CHICAGO (CN) - United and American Airlines sued Chicago, claiming the city approved a multibillion-dollar expansion of O'Hare Airport without giving the airlines a vote, to which their lease entitles them.
The airlines say the city is contractually obligated to let them weigh in before moving ahead with Phase 2 of the $6.6 billion O'Hare Modernization Program.
"These kinds of capital projects require airline scrutiny and approval because they increase airport costs which the airlines pay for through landing fees and other rates and charges imposed by the city," according to the complaint in Cook County Chancery Court. "Although the city's position presupposes a 'blank check' from the airlines, the parties agreed in their contracts to a 'check and balance' that prohibits the city from saddling O'Hare with new capital projects and billions of dollars of debt without airline approval."

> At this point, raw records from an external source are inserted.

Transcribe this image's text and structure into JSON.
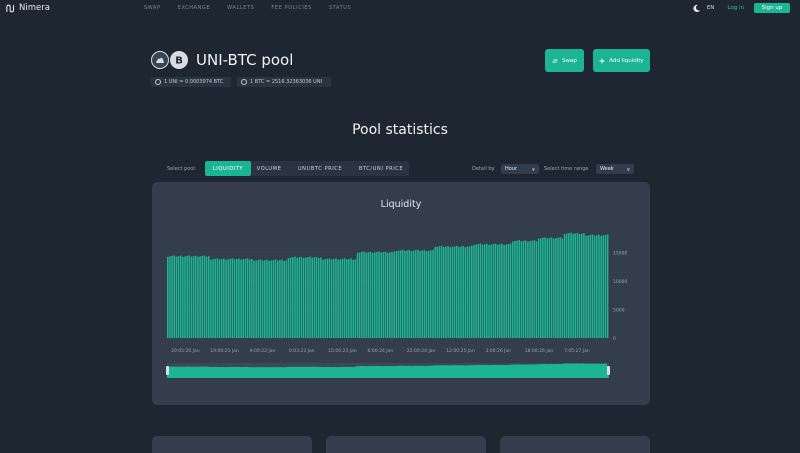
{
  "nav": {
    "brand": "Nimera",
    "menu": [
      "SWAP",
      "EXCHANGE",
      "WALLETS",
      "FEE POLICIES",
      "STATUS"
    ],
    "lang": "EN",
    "login": "Log in",
    "signup": "Sign up",
    "accent": "#1cb593"
  },
  "header": {
    "title": "UNI-BTC pool",
    "rate1": "1 UNI = 0.0003974 BTC",
    "rate2": "1 BTC = 2516.32363036 UNI",
    "swap_label": "Swap",
    "add_label": "Add liquidity"
  },
  "stats": {
    "title": "Pool statistics",
    "select_pool_label": "Select pool:",
    "tabs": [
      "LIQUIDITY",
      "VOLUME",
      "UNI/BTC PRICE",
      "BTC/UNI PRICE"
    ],
    "active_tab": 0,
    "detail_label": "Detail by",
    "detail_value": "Hour",
    "range_label": "Select time range",
    "range_value": "Week"
  },
  "chart_data": {
    "type": "bar",
    "title": "Liquidity",
    "ylim": [
      0,
      15000
    ],
    "yticks": [
      "0",
      "5000",
      "10000",
      "15000"
    ],
    "ytick_values": [
      0,
      5000,
      10000,
      15000
    ],
    "xticks": [
      "20:05:20 Jan",
      "19:00:21 Jan",
      "9:00:22 Jan",
      "0:03:23 Jan",
      "15:00:23 Jan",
      "6:00:24 Jan",
      "22:00:24 Jan",
      "12:00:25 Jan",
      "3:00:26 Jan",
      "18:00:26 Jan",
      "7:05:27 Jan"
    ],
    "segments": [
      {
        "count": 20,
        "value": 14400
      },
      {
        "count": 20,
        "value": 13900
      },
      {
        "count": 16,
        "value": 13700
      },
      {
        "count": 16,
        "value": 14200
      },
      {
        "count": 16,
        "value": 13900
      },
      {
        "count": 18,
        "value": 15100
      },
      {
        "count": 18,
        "value": 15400
      },
      {
        "count": 18,
        "value": 16100
      },
      {
        "count": 18,
        "value": 16500
      },
      {
        "count": 12,
        "value": 17100
      },
      {
        "count": 12,
        "value": 17600
      },
      {
        "count": 10,
        "value": 18400
      },
      {
        "count": 11,
        "value": 18100
      }
    ],
    "series_color": "#1cb593",
    "grid": true,
    "navigator": true
  }
}
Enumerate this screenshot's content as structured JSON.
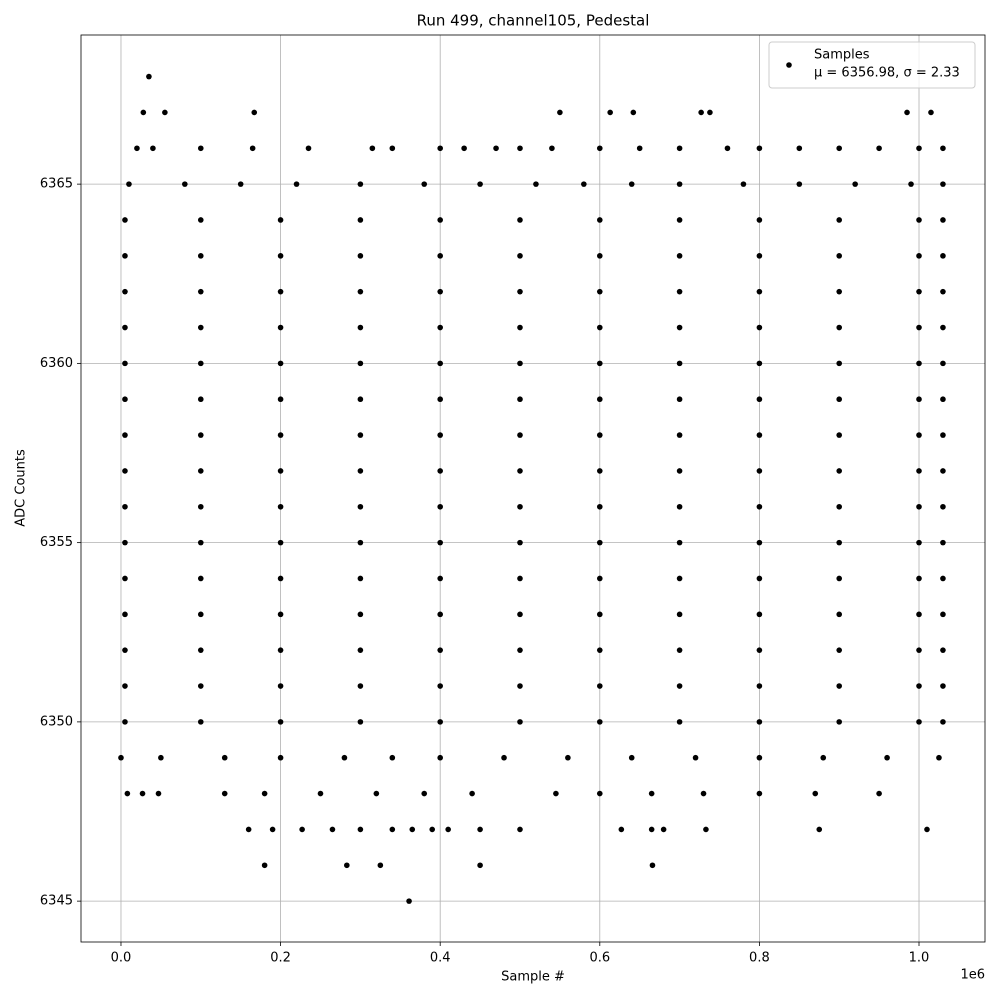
{
  "chart_data": {
    "type": "scatter",
    "title": "Run 499, channel105, Pedestal",
    "xlabel": "Sample #",
    "ylabel": "ADC Counts",
    "x_offset_label": "1e6",
    "legend_note": "μ = 6356.98, σ = 2.33",
    "legend_loc": "upper right",
    "grid": true,
    "xlim": [
      -50100,
      1082700
    ],
    "ylim": [
      6343.86,
      6369.16
    ],
    "xticks": [
      {
        "value": 0,
        "label": "0.0"
      },
      {
        "value": 200000,
        "label": "0.2"
      },
      {
        "value": 400000,
        "label": "0.4"
      },
      {
        "value": 600000,
        "label": "0.6"
      },
      {
        "value": 800000,
        "label": "0.8"
      },
      {
        "value": 1000000,
        "label": "1.0"
      }
    ],
    "yticks": [
      6345,
      6350,
      6355,
      6360,
      6365
    ],
    "series": [
      {
        "name": "Samples",
        "color": "#000000",
        "x": [
          35000,
          28000,
          55000,
          167000,
          550000,
          613000,
          642000,
          727000,
          738000,
          985000,
          1015000,
          20000,
          40000,
          100000,
          165000,
          235000,
          315000,
          340000,
          400000,
          430000,
          470000,
          500000,
          540000,
          600000,
          650000,
          700000,
          760000,
          800000,
          850000,
          900000,
          950000,
          1000000,
          1030000,
          10000,
          80000,
          150000,
          220000,
          300000,
          380000,
          450000,
          520000,
          580000,
          640000,
          700000,
          780000,
          850000,
          920000,
          990000,
          1030000,
          5000,
          100000,
          200000,
          300000,
          400000,
          500000,
          600000,
          700000,
          800000,
          900000,
          1000000,
          1030000,
          5000,
          100000,
          200000,
          300000,
          400000,
          500000,
          600000,
          700000,
          800000,
          900000,
          1000000,
          1030000,
          5000,
          100000,
          200000,
          300000,
          400000,
          500000,
          600000,
          700000,
          800000,
          900000,
          1000000,
          1030000,
          5000,
          100000,
          200000,
          300000,
          400000,
          500000,
          600000,
          700000,
          800000,
          900000,
          1000000,
          1030000,
          5000,
          100000,
          200000,
          300000,
          400000,
          500000,
          600000,
          700000,
          800000,
          900000,
          1000000,
          1030000,
          5000,
          100000,
          200000,
          300000,
          400000,
          500000,
          600000,
          700000,
          800000,
          900000,
          1000000,
          1030000,
          5000,
          100000,
          200000,
          300000,
          400000,
          500000,
          600000,
          700000,
          800000,
          900000,
          1000000,
          1030000,
          5000,
          100000,
          200000,
          300000,
          400000,
          500000,
          600000,
          700000,
          800000,
          900000,
          1000000,
          1030000,
          5000,
          100000,
          200000,
          300000,
          400000,
          500000,
          600000,
          700000,
          800000,
          900000,
          1000000,
          1030000,
          5000,
          100000,
          200000,
          300000,
          400000,
          500000,
          600000,
          700000,
          800000,
          900000,
          1000000,
          1030000,
          5000,
          100000,
          200000,
          300000,
          400000,
          500000,
          600000,
          700000,
          800000,
          900000,
          1000000,
          1030000,
          5000,
          100000,
          200000,
          300000,
          400000,
          500000,
          600000,
          700000,
          800000,
          900000,
          1000000,
          1030000,
          5000,
          100000,
          200000,
          300000,
          400000,
          500000,
          600000,
          700000,
          800000,
          900000,
          1000000,
          1030000,
          5000,
          100000,
          200000,
          300000,
          400000,
          500000,
          600000,
          700000,
          800000,
          900000,
          1000000,
          1030000,
          5000,
          100000,
          200000,
          300000,
          400000,
          500000,
          600000,
          700000,
          800000,
          900000,
          1000000,
          1030000,
          0,
          50000,
          130000,
          200000,
          280000,
          340000,
          400000,
          480000,
          560000,
          640000,
          720000,
          800000,
          880000,
          960000,
          1025000,
          8000,
          27000,
          47000,
          130000,
          180000,
          250000,
          320000,
          380000,
          440000,
          545000,
          600000,
          665000,
          730000,
          800000,
          870000,
          950000,
          160000,
          190000,
          227000,
          265000,
          300000,
          340000,
          365000,
          390000,
          410000,
          450000,
          500000,
          627000,
          665000,
          680000,
          733000,
          875000,
          1010000,
          180000,
          283000,
          325000,
          450000,
          666000,
          361000
        ],
        "y": [
          6368,
          6367,
          6367,
          6367,
          6367,
          6367,
          6367,
          6367,
          6367,
          6367,
          6367,
          6366,
          6366,
          6366,
          6366,
          6366,
          6366,
          6366,
          6366,
          6366,
          6366,
          6366,
          6366,
          6366,
          6366,
          6366,
          6366,
          6366,
          6366,
          6366,
          6366,
          6366,
          6366,
          6365,
          6365,
          6365,
          6365,
          6365,
          6365,
          6365,
          6365,
          6365,
          6365,
          6365,
          6365,
          6365,
          6365,
          6365,
          6365,
          6364,
          6364,
          6364,
          6364,
          6364,
          6364,
          6364,
          6364,
          6364,
          6364,
          6364,
          6364,
          6363,
          6363,
          6363,
          6363,
          6363,
          6363,
          6363,
          6363,
          6363,
          6363,
          6363,
          6363,
          6362,
          6362,
          6362,
          6362,
          6362,
          6362,
          6362,
          6362,
          6362,
          6362,
          6362,
          6362,
          6361,
          6361,
          6361,
          6361,
          6361,
          6361,
          6361,
          6361,
          6361,
          6361,
          6361,
          6361,
          6360,
          6360,
          6360,
          6360,
          6360,
          6360,
          6360,
          6360,
          6360,
          6360,
          6360,
          6360,
          6359,
          6359,
          6359,
          6359,
          6359,
          6359,
          6359,
          6359,
          6359,
          6359,
          6359,
          6359,
          6358,
          6358,
          6358,
          6358,
          6358,
          6358,
          6358,
          6358,
          6358,
          6358,
          6358,
          6358,
          6357,
          6357,
          6357,
          6357,
          6357,
          6357,
          6357,
          6357,
          6357,
          6357,
          6357,
          6357,
          6356,
          6356,
          6356,
          6356,
          6356,
          6356,
          6356,
          6356,
          6356,
          6356,
          6356,
          6356,
          6355,
          6355,
          6355,
          6355,
          6355,
          6355,
          6355,
          6355,
          6355,
          6355,
          6355,
          6355,
          6354,
          6354,
          6354,
          6354,
          6354,
          6354,
          6354,
          6354,
          6354,
          6354,
          6354,
          6354,
          6353,
          6353,
          6353,
          6353,
          6353,
          6353,
          6353,
          6353,
          6353,
          6353,
          6353,
          6353,
          6352,
          6352,
          6352,
          6352,
          6352,
          6352,
          6352,
          6352,
          6352,
          6352,
          6352,
          6352,
          6351,
          6351,
          6351,
          6351,
          6351,
          6351,
          6351,
          6351,
          6351,
          6351,
          6351,
          6351,
          6350,
          6350,
          6350,
          6350,
          6350,
          6350,
          6350,
          6350,
          6350,
          6350,
          6350,
          6350,
          6349,
          6349,
          6349,
          6349,
          6349,
          6349,
          6349,
          6349,
          6349,
          6349,
          6349,
          6349,
          6349,
          6349,
          6349,
          6348,
          6348,
          6348,
          6348,
          6348,
          6348,
          6348,
          6348,
          6348,
          6348,
          6348,
          6348,
          6348,
          6348,
          6348,
          6348,
          6347,
          6347,
          6347,
          6347,
          6347,
          6347,
          6347,
          6347,
          6347,
          6347,
          6347,
          6347,
          6347,
          6347,
          6347,
          6347,
          6347,
          6346,
          6346,
          6346,
          6346,
          6346,
          6345
        ]
      }
    ]
  }
}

The airlines say the $3.36 billion "completion phase" would slap carriers with higher landing fees and other charges as airlines struggle through difficult economic times.
A substantial chunk of project funds would come from "massive, unauthorized bond offerings," the airlines say, while the d pays nothing.
Construction of Phase 1, a project with substantial operation and maintenance costs, has yet to be completed due to litigation over the city's plan to relocate St. Johannes Cemetery in Bensenville to make room for a new runway.
The city's view of the modernization project is widely at odds with the airlines'. Chicago claims that "a modernized O'Hare means the creation of 195,000 more jobs, and another $18 billion in annual economic activity." The city claims the modernization project "is expected to save the airlines approximately $370 million and passengers $380 million a year."
"We remain willing to discuss modernizing O'Hare with the airlines that serve the airport; however, timing is essential," Chicago Aviation Commissioner Rosemarie Andolino said in a statement. "The opportunity to realize the benefits for the region and naval aviation system cannot be lost."
United and American seek declaratory and injunctive relief.
They are represented by Samuel Isaacson with DLA Piper.
O'Hare Airport is named for Chicago native Edward "Butch" O'Hare, a naval aviator who won the Medal of Honor and died in World War II.